À noter tout de même que, même si un objectif a été "réservé", les autres joueurs peuvent continuer à y prétendre, mais ne pourront remporter qu'un point de victoire s'il arrive en tête (tout comme pour les jetons restés au centre de la table).
Et cela fait partie des petites surprises heureuses de Momiji. Car derrière son apparat mécanique ultra classique et un système de cartes extrêmement simple de prime abord (il n'y a que 3 valeurs !), le titre réussit à surprendre par de petites subtilités qui accroissent de façon agréable la tacticité du gameplay de base, tout en faisant en sorte qu'il ne ressemble à aucun autre.
Momiji reste une œuvre très accessible, il va s'en dire, mais certains leviers comme la petite guerre d'objectifs et le déclenchement des capacités au moment opportun donneront assez de réflexion pour amuser tous les profils au sein d'un cercle familial.
Tant qu'on est sur les points positifs, difficile de ne pas intégrer dans le rapport compacité / plaisir une direction artistique de "feu de Dieu". De l'illustration de la boîte aux petits jetons, le mélange de couleurs automnales et d'influence nippone est un délice pour les yeux. Et seule l'iconographie générale pas toujours très claire (et qui demande à revenir souvent dans le livret de règles) pourra néanmoins gâcher esthétiquement la fête si vous adhérez à la dynamique du jeu.
Car c'est peut-être ici le seul point qui peut diviser les foules : Momiji est davantage un jeu de rythme qu'un jeu de scoring.
La cause, une fin de partie qui se déclenche quand le dernier jeton Torii de la pile commune a été récupéré (ils servent à terminer les piles ayant atteint le chiffre 3). Un signal de fin qui a le mérite d'être clair, mais qui oblige à suivre continuellement le jeu des autres et comptabiliser l'état d'avancement de chacun afin de ne pas se faire surprendre par un joueur qui "rush" la finalisation de ses piles. Ou au contraire qui ralentit la partie pour vous doubler sur certains objectifs.

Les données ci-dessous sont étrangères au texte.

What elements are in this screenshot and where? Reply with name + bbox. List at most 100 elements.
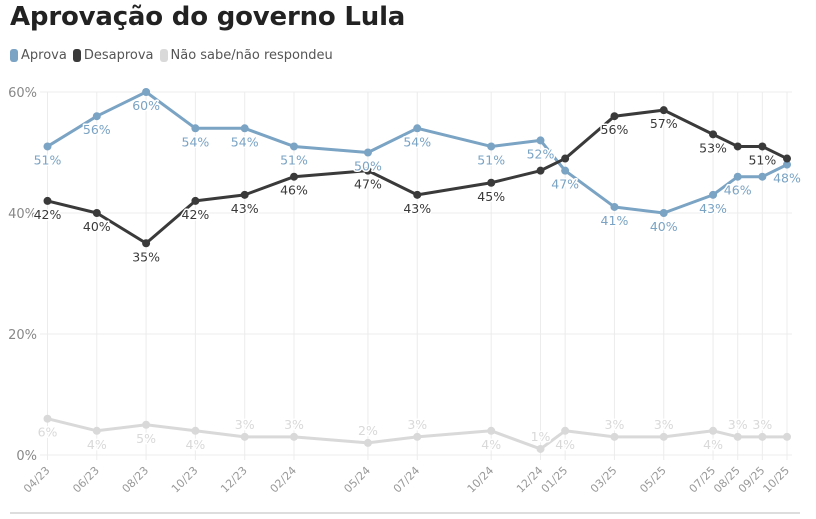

Ce qui fait que le contrôle du tempo se montre souvent plus décisif que la construction de son jeu sur le long terme. Surtout à 2, l'erreur ne pardonne pas, et il suffit souvent de quelques tours joués en dilettant pour se rendre compte trop tard que votre adversaire va mettre un terme à la partie sans vous laisser une chance de finaliser quelques piles.
Et si à plusieurs le "problème" est moins visible, le hasard du tirage reste de ce fait encore plus impactant. Une fin de partie qui s'annonce, des tirages qui ne vont pas dans votre sens, et vous perdez toutes vos chances de contrecarrer les plans d'un joueur, malgré votre bonne volonté.
Si on ajoute à cela cette "exigence de concentration" qui peut vite refroidir le plaisir de jeu des enfants ou des personnes moins habitués à ce type de réflexion, on se rend compte que ce très aguichant Momiji nécessite de bien connaître son public avant de le faire essayer.